Introduction

The Romanticization of Passion

The Romanticization of Passion

It’s a romantic thought, isn’t it – it seems we students are urged every day to “find our passion” and follow it relentlessly.

It’s a kind of novelty that is almost paraded more than it is appreciated, and is essentially another version of finding “the one”.

But how much do we begin to lose ourselves in the race to find and maintain these passions, when instead we could accept the fact that maybe, just maybe, not everyone is meant to have a passion.

We don’t consider this or even give it a chance in a world in which we are constantly told, “if you do what you love, it never feels like a job!” Since when did passion have to be connected to anything besides the enjoyment of participating in something? When did it become a matter of prepping your LinkedIn page, or polishing off your cyber-identity?

Now it would be dishonest to not mention how I thoroughly admire anyone who has realized his or her passion early on and was able to go for it. That consists of everyone I know (and don’t) who has dedicated a summer volunteering in Asia, interning in Europe, or saving wildlife in the Arctic. The fact that so many people my age have gotten so much figured out, to me, is nothing short of brilliant. However, my issue in this is a simple fact that is often forgotten: everyone is different.

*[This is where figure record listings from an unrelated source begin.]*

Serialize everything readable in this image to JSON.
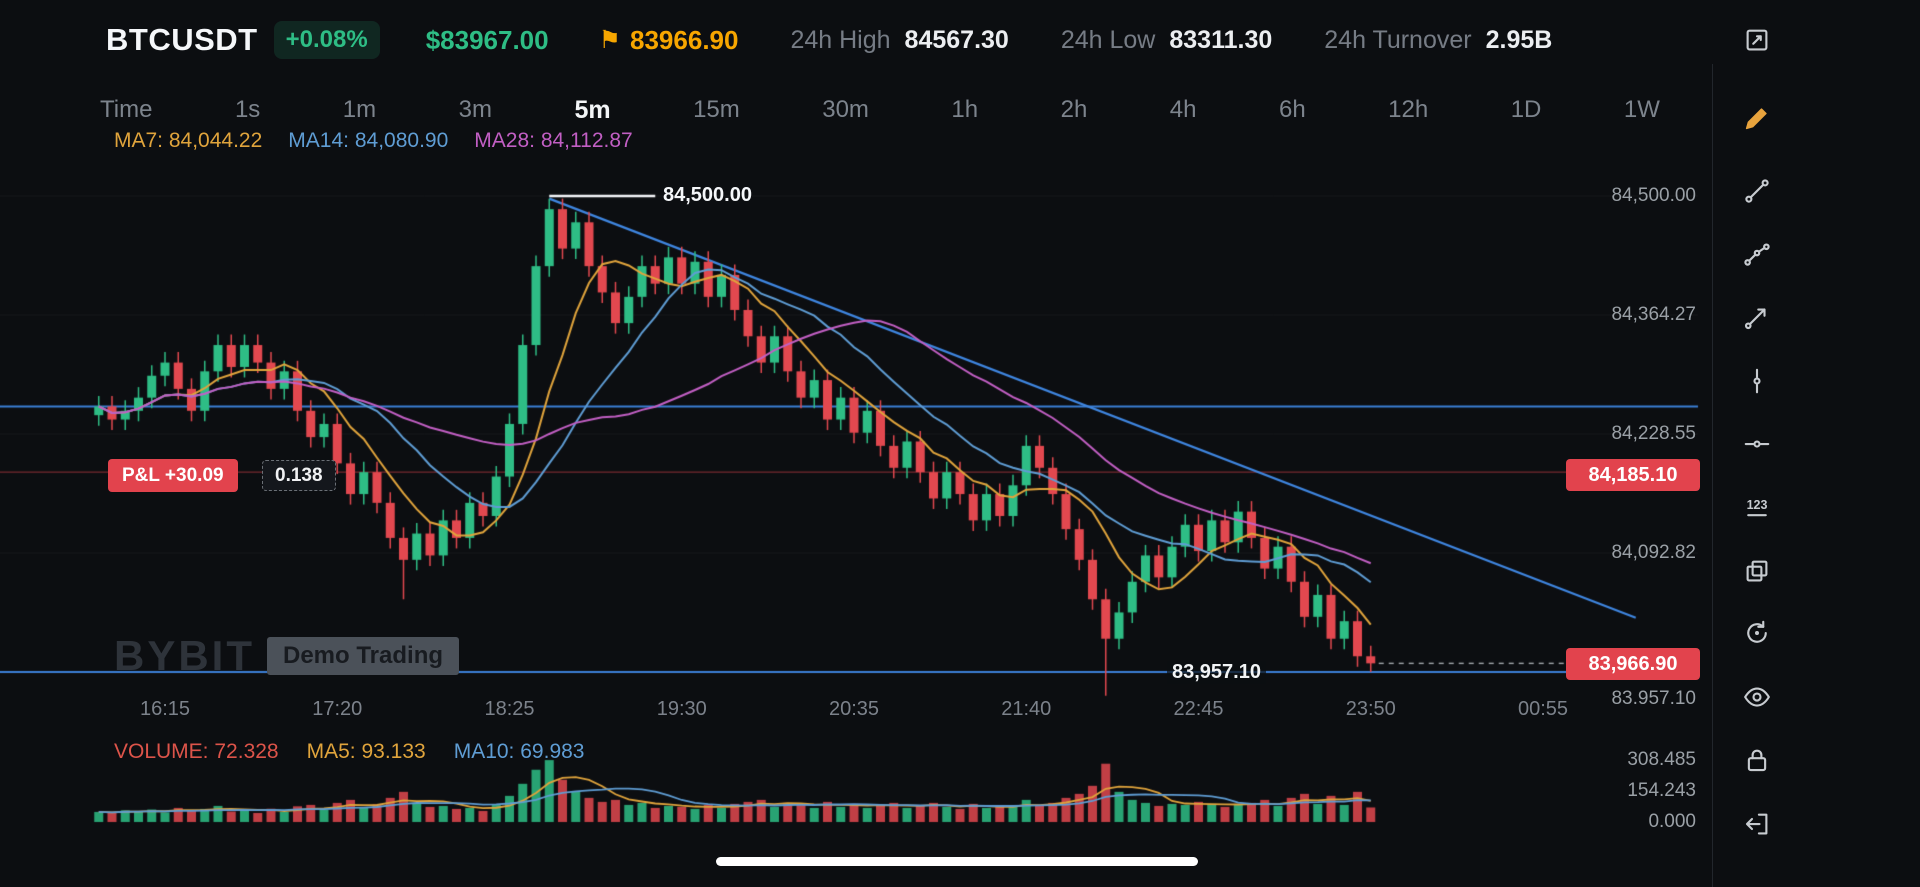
{
  "colors": {
    "bg": "#0c0e11",
    "green": "#2ebd85",
    "red": "#e2484f",
    "ma7": "#e0a43c",
    "ma14": "#5f9dd4",
    "ma28": "#c25fc4",
    "blue_line": "#3b7fd6",
    "trend_line": "#3f86e0",
    "tag_red_bg": "#e2434d",
    "accent_orange": "#f7a600"
  },
  "header": {
    "symbol": "BTCUSDT",
    "change_badge": "+0.08%",
    "usd_price": "$83967.00",
    "flag_price": "83966.90",
    "stats": [
      {
        "label": "24h High",
        "value": "84567.30"
      },
      {
        "label": "24h Low",
        "value": "83311.30"
      },
      {
        "label": "24h Turnover",
        "value": "2.95B"
      }
    ]
  },
  "tabs": {
    "items": [
      "Time",
      "1s",
      "1m",
      "3m",
      "5m",
      "15m",
      "30m",
      "1h",
      "2h",
      "4h",
      "6h",
      "12h",
      "1D",
      "1W"
    ],
    "selected": "5m"
  },
  "indicators": {
    "price_mas": [
      {
        "label": "MA7:",
        "value": "84,044.22"
      },
      {
        "label": "MA14:",
        "value": "84,080.90"
      },
      {
        "label": "MA28:",
        "value": "84,112.87"
      }
    ],
    "volume_row": [
      {
        "label": "VOLUME:",
        "value": "72.328"
      },
      {
        "label": "MA5:",
        "value": "93.133"
      },
      {
        "label": "MA10:",
        "value": "69.983"
      }
    ]
  },
  "overlay_labels": {
    "high_level": "84,500.00",
    "pnl": "P&L +30.09",
    "qty": "0.138",
    "entry_tag": "84,185.10",
    "last_tag": "83,966.90",
    "line_label": "83,957.10",
    "partial_axis_label": "83,957.10"
  },
  "watermark": {
    "brand": "BYBIT",
    "badge": "Demo Trading"
  },
  "toolbar": [
    "screenshot-icon",
    "pencil-icon",
    "trendline-icon",
    "multipoint-icon",
    "trend-arrow-icon",
    "vertical-line-icon",
    "horizontal-line-icon",
    "numbers-icon",
    "copy-icon",
    "undo-icon",
    "eye-icon",
    "lock-icon",
    "exit-icon"
  ],
  "chart_data": {
    "type": "candlestick",
    "symbol": "BTCUSDT",
    "interval": "5m",
    "x_tick_labels": [
      "16:15",
      "17:20",
      "18:25",
      "19:30",
      "20:35",
      "21:40",
      "22:45",
      "23:50",
      "00:55"
    ],
    "x_tick_indices": [
      5,
      18,
      31,
      44,
      57,
      70,
      83,
      96,
      109
    ],
    "y_axis": {
      "tick_labels": [
        "84,500.00",
        "84,364.27",
        "84,228.55",
        "84,092.82",
        "83,957.10"
      ],
      "tick_values": [
        84500.0,
        84364.27,
        84228.55,
        84092.82,
        83957.1
      ]
    },
    "ylim": [
      83925,
      84530
    ],
    "candles_ohlc": [
      [
        84250,
        84272,
        84238,
        84260
      ],
      [
        84260,
        84272,
        84233,
        84245
      ],
      [
        84245,
        84267,
        84233,
        84255
      ],
      [
        84255,
        84282,
        84243,
        84270
      ],
      [
        84270,
        84307,
        84258,
        84295
      ],
      [
        84295,
        84322,
        84283,
        84310
      ],
      [
        84310,
        84322,
        84268,
        84280
      ],
      [
        84280,
        84292,
        84243,
        84255
      ],
      [
        84255,
        84312,
        84243,
        84300
      ],
      [
        84300,
        84342,
        84288,
        84330
      ],
      [
        84330,
        84342,
        84293,
        84305
      ],
      [
        84305,
        84342,
        84293,
        84330
      ],
      [
        84330,
        84342,
        84298,
        84310
      ],
      [
        84310,
        84322,
        84268,
        84280
      ],
      [
        84280,
        84312,
        84268,
        84300
      ],
      [
        84300,
        84312,
        84243,
        84255
      ],
      [
        84255,
        84267,
        84213,
        84225
      ],
      [
        84225,
        84252,
        84213,
        84240
      ],
      [
        84240,
        84252,
        84183,
        84195
      ],
      [
        84195,
        84207,
        84148,
        84160
      ],
      [
        84160,
        84197,
        84148,
        84185
      ],
      [
        84185,
        84197,
        84138,
        84150
      ],
      [
        84150,
        84162,
        84098,
        84110
      ],
      [
        84110,
        84122,
        84040,
        84085
      ],
      [
        84085,
        84127,
        84073,
        84115
      ],
      [
        84115,
        84127,
        84078,
        84090
      ],
      [
        84090,
        84142,
        84078,
        84130
      ],
      [
        84130,
        84142,
        84098,
        84110
      ],
      [
        84110,
        84162,
        84098,
        84150
      ],
      [
        84150,
        84162,
        84123,
        84135
      ],
      [
        84135,
        84192,
        84123,
        84180
      ],
      [
        84180,
        84252,
        84168,
        84240
      ],
      [
        84240,
        84342,
        84228,
        84330
      ],
      [
        84330,
        84432,
        84318,
        84420
      ],
      [
        84420,
        84497,
        84408,
        84485
      ],
      [
        84485,
        84497,
        84428,
        84440
      ],
      [
        84440,
        84482,
        84428,
        84470
      ],
      [
        84470,
        84482,
        84408,
        84420
      ],
      [
        84420,
        84432,
        84378,
        84390
      ],
      [
        84390,
        84402,
        84343,
        84355
      ],
      [
        84355,
        84397,
        84343,
        84385
      ],
      [
        84385,
        84432,
        84373,
        84420
      ],
      [
        84420,
        84432,
        84388,
        84400
      ],
      [
        84400,
        84442,
        84388,
        84430
      ],
      [
        84430,
        84442,
        84388,
        84400
      ],
      [
        84400,
        84437,
        84388,
        84425
      ],
      [
        84425,
        84437,
        84373,
        84385
      ],
      [
        84385,
        84422,
        84373,
        84410
      ],
      [
        84410,
        84422,
        84358,
        84370
      ],
      [
        84370,
        84382,
        84328,
        84340
      ],
      [
        84340,
        84352,
        84298,
        84310
      ],
      [
        84310,
        84352,
        84298,
        84340
      ],
      [
        84340,
        84352,
        84288,
        84300
      ],
      [
        84300,
        84312,
        84258,
        84270
      ],
      [
        84270,
        84302,
        84258,
        84290
      ],
      [
        84290,
        84302,
        84233,
        84245
      ],
      [
        84245,
        84282,
        84233,
        84270
      ],
      [
        84270,
        84282,
        84218,
        84230
      ],
      [
        84230,
        84267,
        84218,
        84255
      ],
      [
        84255,
        84267,
        84203,
        84215
      ],
      [
        84215,
        84227,
        84178,
        84190
      ],
      [
        84190,
        84232,
        84178,
        84220
      ],
      [
        84220,
        84232,
        84173,
        84185
      ],
      [
        84185,
        84197,
        84143,
        84155
      ],
      [
        84155,
        84197,
        84143,
        84185
      ],
      [
        84185,
        84197,
        84148,
        84160
      ],
      [
        84160,
        84172,
        84118,
        84130
      ],
      [
        84130,
        84172,
        84118,
        84160
      ],
      [
        84160,
        84172,
        84123,
        84135
      ],
      [
        84135,
        84182,
        84123,
        84170
      ],
      [
        84170,
        84227,
        84158,
        84215
      ],
      [
        84215,
        84227,
        84178,
        84190
      ],
      [
        84190,
        84202,
        84148,
        84160
      ],
      [
        84160,
        84172,
        84108,
        84120
      ],
      [
        84120,
        84132,
        84073,
        84085
      ],
      [
        84085,
        84097,
        84028,
        84040
      ],
      [
        84040,
        84052,
        83930,
        83995
      ],
      [
        83995,
        84037,
        83983,
        84025
      ],
      [
        84025,
        84072,
        84013,
        84060
      ],
      [
        84060,
        84102,
        84048,
        84090
      ],
      [
        84090,
        84102,
        84053,
        84065
      ],
      [
        84065,
        84112,
        84053,
        84100
      ],
      [
        84100,
        84137,
        84088,
        84125
      ],
      [
        84125,
        84137,
        84083,
        84095
      ],
      [
        84095,
        84142,
        84083,
        84130
      ],
      [
        84130,
        84142,
        84093,
        84105
      ],
      [
        84105,
        84152,
        84093,
        84140
      ],
      [
        84140,
        84152,
        84098,
        84110
      ],
      [
        84110,
        84122,
        84063,
        84075
      ],
      [
        84075,
        84112,
        84063,
        84100
      ],
      [
        84100,
        84112,
        84048,
        84060
      ],
      [
        84060,
        84072,
        84008,
        84020
      ],
      [
        84020,
        84057,
        84008,
        84045
      ],
      [
        84045,
        84057,
        83983,
        83995
      ],
      [
        83995,
        84027,
        83983,
        84015
      ],
      [
        84015,
        84027,
        83963,
        83975
      ],
      [
        83975,
        83987,
        83957.1,
        83966.9
      ]
    ],
    "volume": {
      "values": [
        50,
        45,
        58,
        55,
        62,
        48,
        70,
        58,
        65,
        80,
        52,
        60,
        45,
        66,
        50,
        78,
        85,
        60,
        95,
        110,
        70,
        88,
        120,
        150,
        90,
        75,
        80,
        65,
        70,
        55,
        85,
        130,
        190,
        260,
        308,
        210,
        150,
        120,
        100,
        110,
        85,
        95,
        70,
        80,
        75,
        65,
        85,
        70,
        90,
        100,
        110,
        75,
        95,
        85,
        70,
        100,
        75,
        90,
        70,
        85,
        95,
        70,
        80,
        95,
        75,
        65,
        90,
        70,
        80,
        75,
        110,
        85,
        95,
        120,
        140,
        180,
        290,
        150,
        110,
        95,
        80,
        90,
        85,
        100,
        90,
        75,
        85,
        95,
        110,
        80,
        120,
        140,
        90,
        130,
        85,
        150,
        72.3
      ],
      "axis_labels": [
        "308.485",
        "154.243",
        "0.000"
      ],
      "axis_values": [
        308.485,
        154.243,
        0
      ],
      "current": 72.328,
      "ma5": 93.133,
      "ma10": 69.983
    },
    "ma_overlays": {
      "periods": [
        7,
        14,
        28
      ],
      "ma7": 84044.22,
      "ma14": 84080.9,
      "ma28": 84112.87
    },
    "drawings": {
      "trendline": {
        "i1": 34,
        "p1": 84497,
        "i2": 116,
        "p2": 84019
      },
      "hlines_blue": [
        84260,
        83957.1
      ],
      "entry_line": 84185.1,
      "high_line": {
        "price": 84500,
        "i1": 34,
        "i2": 42
      },
      "last_price": 83966.9
    }
  }
}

I’ve been longing to find, discover and meet my passion for months now. I’m waiting for that spark, the one that will make me realize I want to dedicate my life to something. I knew it became a problem when I began to desperately latch myself onto every possible passion that was out there and formulate my persona around it. The very fact that I was constantly searching for a passion of my own in an environment in which I felt like every single one of my peers had something more, was becoming destructive. It turned into a hideously guilty habit that I couldn’t stop myself from doing, and that quickly turned into self-pity.

Eventually, however, the sneaking feeling of self-doubt and sheer panic at feeling behind settled in, and I felt ridiculous for the simple fact that I was treating my goals as if I had belonged to a larger race against time, and I’m barely 20.  The bigger question is, do you really need to find a passion in life, or isn’t it enough to have a bunch of interests that you love?

If there’s anything so many of us are guilty of doing, it’s all those late nights spent feeling like we’re falling behind with what’s going on in our lives while the rest of the world is farther ahead. The constant quest to find a passion can end up being a catalyst for doubt and an even bigger obstacle for our developing identities. The pressures of needing to find your unique passion as a brand for yourself to the world turns into a search that gets in the way of so many greater things, and it ultimately limits ourselves in the cruelest of ways.

Maybe it’s time some of us started rethinking the whole finding-a-passion thing.